Revisiting the maintenance of wakefulness test: from intra-/inter-scorer agreement to normative values in patients treated for obstructive sleep apnea.
Pierre TankéréJacques TaillardMarc-Antoine ArmeniThierry PetitjeanChristian BerthomierMélanie StraussLaure Peter-DerexPublished in: Journal of sleep research (2023)
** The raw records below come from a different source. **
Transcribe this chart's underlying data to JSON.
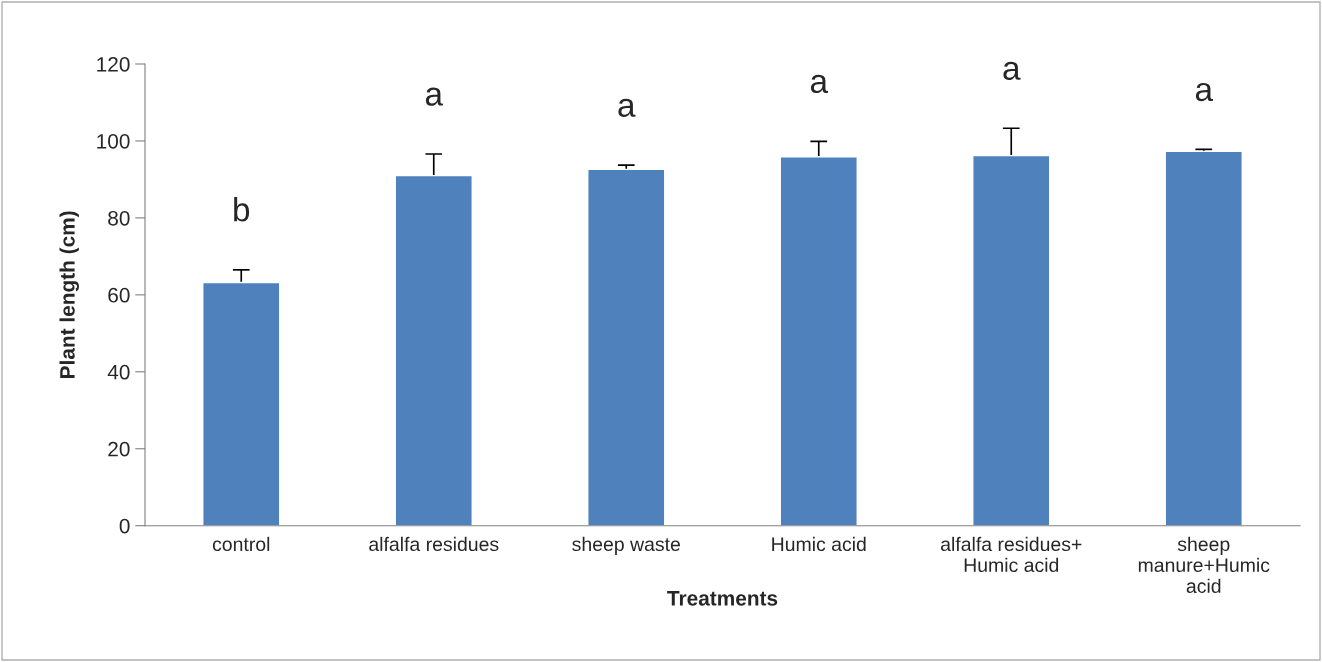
{
  "chart_data": {
    "type": "bar",
    "xlabel": "Treatments",
    "ylabel": "Plant length (cm)",
    "categories": [
      "control",
      "alfalfa residues",
      "sheep waste",
      "Humic acid",
      "alfalfa residues+\nHumic acid",
      "sheep\nmanure+Humic\nacid"
    ],
    "values": [
      63.2,
      91.0,
      92.6,
      95.9,
      96.2,
      97.3
    ],
    "errors": [
      3.3,
      5.6,
      1.1,
      4.0,
      7.1,
      0.5
    ],
    "color": "#4f81bd",
    "ylim": [
      0,
      120
    ],
    "yticks": [
      0,
      20,
      40,
      60,
      80,
      100,
      120
    ],
    "grid": false,
    "annotations": [
      "b",
      "a",
      "a",
      "a",
      "a",
      "a"
    ]
  }
}
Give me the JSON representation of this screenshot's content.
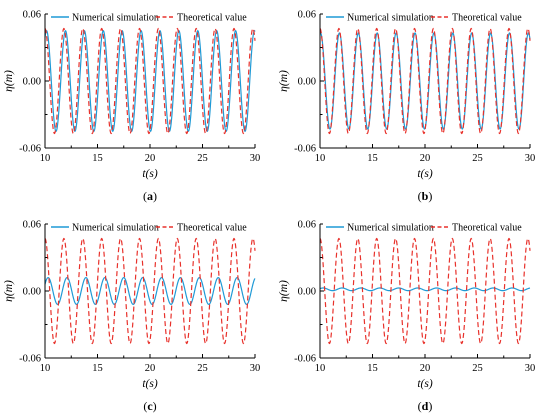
{
  "chart_data": [
    {
      "id": "a",
      "type": "line",
      "caption_letter": "a",
      "xlabel": "t(s)",
      "ylabel": "η(m)",
      "xlim": [
        10,
        30
      ],
      "ylim": [
        -0.06,
        0.06
      ],
      "xticks": [
        "10",
        "15",
        "20",
        "25",
        "30"
      ],
      "yticks": [
        "0.06",
        "0.00",
        "-0.06"
      ],
      "legend_position": "top",
      "series": [
        {
          "name": "Numerical simulation",
          "style": "solid",
          "color": "#1f9ad6",
          "amplitude": 0.045,
          "period": 1.8,
          "phase_shift": 0.15,
          "offset": 0.0
        },
        {
          "name": "Theoretical value",
          "style": "dashed",
          "color": "#e8312b",
          "amplitude": 0.047,
          "period": 1.8,
          "phase_shift": 0.0,
          "offset": 0.0
        }
      ]
    },
    {
      "id": "b",
      "type": "line",
      "caption_letter": "b",
      "xlabel": "t(s)",
      "ylabel": "η(m)",
      "xlim": [
        10,
        30
      ],
      "ylim": [
        -0.06,
        0.06
      ],
      "xticks": [
        "10",
        "15",
        "20",
        "25",
        "30"
      ],
      "yticks": [
        "0.06",
        "0.00",
        "-0.06"
      ],
      "legend_position": "top",
      "series": [
        {
          "name": "Numerical simulation",
          "style": "solid",
          "color": "#1f9ad6",
          "amplitude": 0.043,
          "period": 1.8,
          "phase_shift": 0.05,
          "offset": 0.0
        },
        {
          "name": "Theoretical value",
          "style": "dashed",
          "color": "#e8312b",
          "amplitude": 0.047,
          "period": 1.8,
          "phase_shift": 0.0,
          "offset": 0.0
        }
      ]
    },
    {
      "id": "c",
      "type": "line",
      "caption_letter": "c",
      "xlabel": "t(s)",
      "ylabel": "η(m)",
      "xlim": [
        10,
        30
      ],
      "ylim": [
        -0.06,
        0.06
      ],
      "xticks": [
        "10",
        "15",
        "20",
        "25",
        "30"
      ],
      "yticks": [
        "0.06",
        "0.00",
        "-0.06"
      ],
      "legend_position": "top",
      "series": [
        {
          "name": "Numerical simulation",
          "style": "solid",
          "color": "#1f9ad6",
          "amplitude": 0.012,
          "period": 1.8,
          "phase_shift": 0.3,
          "offset": 0.0
        },
        {
          "name": "Theoretical value",
          "style": "dashed",
          "color": "#e8312b",
          "amplitude": 0.047,
          "period": 1.8,
          "phase_shift": 0.0,
          "offset": 0.0
        }
      ]
    },
    {
      "id": "d",
      "type": "line",
      "caption_letter": "d",
      "xlabel": "t(s)",
      "ylabel": "η(m)",
      "xlim": [
        10,
        30
      ],
      "ylim": [
        -0.06,
        0.06
      ],
      "xticks": [
        "10",
        "15",
        "20",
        "25",
        "30"
      ],
      "yticks": [
        "0.06",
        "0.00",
        "-0.06"
      ],
      "legend_position": "top",
      "series": [
        {
          "name": "Numerical simulation",
          "style": "solid",
          "color": "#1f9ad6",
          "amplitude": 0.0012,
          "period": 1.8,
          "phase_shift": 0.3,
          "offset": 0.0015
        },
        {
          "name": "Theoretical value",
          "style": "dashed",
          "color": "#e8312b",
          "amplitude": 0.047,
          "period": 1.8,
          "phase_shift": 0.0,
          "offset": 0.0
        }
      ]
    }
  ]
}
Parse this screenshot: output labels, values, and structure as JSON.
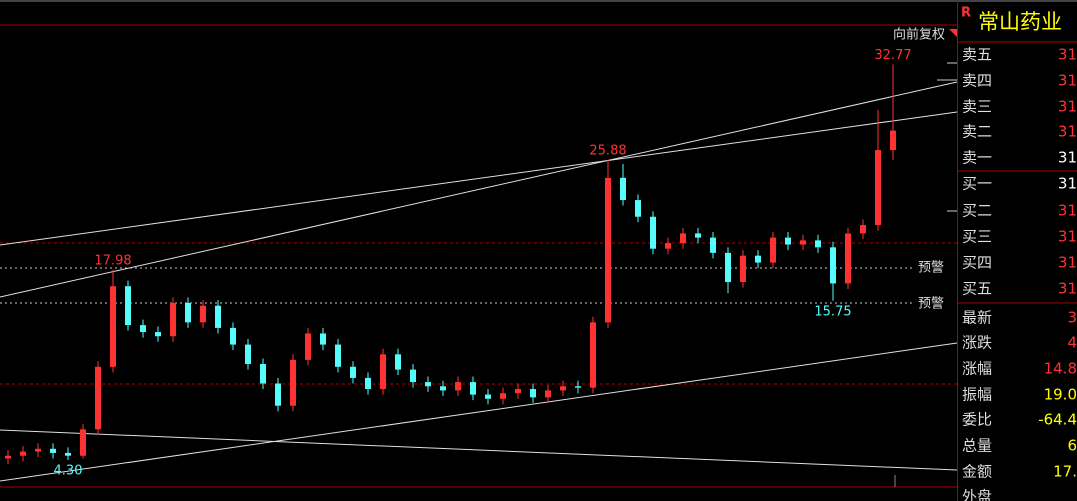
{
  "toolbar": {
    "badge": "R",
    "adjust": "向前复权"
  },
  "chart_data": {
    "type": "candlestick",
    "open": [
      4.4,
      4.6,
      4.9,
      5.1,
      4.8,
      4.6,
      6.5,
      11.0,
      16.8,
      14.0,
      13.5,
      13.2,
      15.6,
      14.2,
      15.4,
      13.8,
      12.6,
      11.2,
      9.8,
      8.2,
      11.5,
      13.4,
      12.6,
      11.0,
      10.2,
      9.4,
      11.9,
      10.8,
      9.9,
      9.6,
      9.3,
      9.9,
      9.0,
      8.7,
      9.1,
      9.4,
      8.8,
      9.3,
      9.6,
      9.5,
      14.2,
      24.6,
      23.0,
      21.8,
      19.5,
      19.9,
      20.6,
      20.3,
      19.2,
      17.1,
      19.0,
      18.5,
      20.3,
      19.8,
      20.1,
      19.6,
      17.0,
      20.6,
      21.2,
      26.6
    ],
    "high": [
      5.0,
      5.3,
      5.5,
      5.5,
      5.2,
      6.9,
      11.4,
      17.98,
      17.2,
      14.4,
      13.9,
      16.0,
      16.0,
      15.8,
      15.8,
      14.2,
      13.0,
      11.6,
      10.2,
      11.9,
      13.8,
      13.8,
      13.0,
      11.4,
      10.6,
      12.3,
      12.3,
      11.2,
      10.3,
      10.0,
      10.3,
      10.3,
      9.4,
      9.5,
      9.8,
      9.8,
      9.7,
      10.0,
      10.0,
      14.6,
      25.88,
      25.6,
      23.4,
      22.2,
      20.3,
      21.0,
      21.0,
      20.7,
      19.6,
      19.4,
      19.4,
      20.7,
      20.7,
      20.5,
      20.5,
      20.0,
      21.0,
      21.6,
      29.5,
      32.77
    ],
    "low": [
      4.0,
      4.2,
      4.5,
      4.4,
      4.3,
      4.4,
      6.1,
      10.6,
      13.6,
      13.1,
      12.8,
      12.8,
      13.8,
      13.8,
      13.4,
      12.2,
      10.8,
      9.4,
      7.8,
      7.8,
      11.1,
      12.2,
      10.6,
      9.8,
      9.0,
      9.0,
      10.4,
      9.5,
      9.2,
      8.9,
      8.9,
      8.6,
      8.3,
      8.3,
      8.7,
      8.4,
      8.4,
      8.9,
      9.1,
      9.1,
      13.8,
      22.6,
      21.4,
      19.1,
      19.1,
      19.5,
      19.9,
      18.8,
      16.3,
      16.7,
      18.1,
      18.1,
      19.4,
      19.4,
      19.2,
      15.75,
      16.6,
      20.2,
      20.8,
      25.9
    ],
    "close": [
      4.6,
      4.9,
      5.1,
      4.8,
      4.6,
      6.5,
      11.0,
      16.8,
      14.0,
      13.5,
      13.2,
      15.6,
      14.2,
      15.4,
      13.8,
      12.6,
      11.2,
      9.8,
      8.2,
      11.5,
      13.4,
      12.6,
      11.0,
      10.2,
      9.4,
      11.9,
      10.8,
      9.9,
      9.6,
      9.3,
      9.9,
      9.0,
      8.7,
      9.1,
      9.4,
      8.8,
      9.3,
      9.6,
      9.5,
      14.2,
      24.6,
      23.0,
      21.8,
      19.5,
      19.9,
      20.6,
      20.3,
      19.2,
      17.1,
      19.0,
      18.5,
      20.3,
      19.8,
      20.1,
      19.6,
      17.0,
      20.6,
      21.2,
      26.6,
      28.0
    ],
    "ylim": [
      2.35,
      35.6
    ],
    "up_color": "#ff3232",
    "down_color": "#54fcfc",
    "annotations": [
      {
        "value": 32.77,
        "label": "32.77"
      },
      {
        "value": 25.88,
        "label": "25.88"
      },
      {
        "value": 17.98,
        "label": "17.98"
      },
      {
        "value": 15.75,
        "label": "15.75"
      },
      {
        "value": 4.3,
        "label": "4.30"
      }
    ],
    "alerts": [
      {
        "label": "预警"
      },
      {
        "label": "预警"
      }
    ]
  },
  "quote_panel": {
    "name": "常山药业",
    "rows": [
      {
        "label": "卖五",
        "value": "31",
        "color": "#ff3232"
      },
      {
        "label": "卖四",
        "value": "31",
        "color": "#ff3232"
      },
      {
        "label": "卖三",
        "value": "31",
        "color": "#ff3232"
      },
      {
        "label": "卖二",
        "value": "31",
        "color": "#ff3232"
      },
      {
        "label": "卖一",
        "value": "31",
        "color": "#ffffff"
      },
      {
        "label": "买一",
        "value": "31",
        "color": "#ffffff"
      },
      {
        "label": "买二",
        "value": "31",
        "color": "#ff3232"
      },
      {
        "label": "买三",
        "value": "31",
        "color": "#ff3232"
      },
      {
        "label": "买四",
        "value": "31",
        "color": "#ff3232"
      },
      {
        "label": "买五",
        "value": "31",
        "color": "#ff3232"
      },
      {
        "label": "最新",
        "value": "3",
        "color": "#ff3232"
      },
      {
        "label": "涨跌",
        "value": "4",
        "color": "#ff3232"
      },
      {
        "label": "涨幅",
        "value": "14.8",
        "color": "#ff3232"
      },
      {
        "label": "振幅",
        "value": "19.0",
        "color": "#ffff00"
      },
      {
        "label": "委比",
        "value": "-64.4",
        "color": "#ffff00"
      },
      {
        "label": "总量",
        "value": "6",
        "color": "#ffff00"
      },
      {
        "label": "金额",
        "value": "17.",
        "color": "#ffff00"
      },
      {
        "label": "外盘",
        "value": "",
        "color": "#ff3232"
      }
    ]
  }
}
The Maintenance of Wakefulness Test is widely used to objectively assess sleepiness and make safety-related decisions, but its interpretation is subjective and normative values remain debated. Our work aimed to determine normative thresholds in non-subjectively sleepy patients with well-treated obstructive sleep apnea, and to assess intra- and inter-scorer variability. We included maintenance of wakefulness tests of 141 consecutive patients with treated obstructive sleep apnea (90% men, mean (SD) age 47.5 (9.2) years, mean (SD) pre-treatment apnea-hypopnea index of 43.8 (20.3) events/h). Sleep onset latencies were independently scored by two experts. Discordant scorings were reviewed to reach a consensus and half of the cohort was double-scored by each scorer. Intra- and inter-scorer variability was assessed using Cohen's kappa for 40, 33, and 19 min mean sleep latency thresholds. Consensual mean sleep latencies were compared between four groups according to subjective sleepiness (Epworth Sleepiness Scale score < versus ≥11) and residual apnea-hypopnea index (< versus ≥15 events/h). In well-treated non-sleepy patients (n = 76), the consensual mean (SD) sleep latency was 38.4 (4.2) min (lower normal limit [mean - 2SD] = 30 min), and 80% of them did not fall asleep. Intra-scorer agreement on mean sleep latency was high but inter-scorer was only fair (Cohen's kappa 0.54 for 33-min threshold, 0.27 for 19-min threshold), resulting in changes in latency category in 4%-12% of patients. A higher sleepiness score but not the residual apnea-hypopnea index was significantly associated with a lower mean sleep latency. Our findings suggest a higher than usually accepted normative threshold (30 min) in this context and emphasise the need for more reproducible scoring approaches.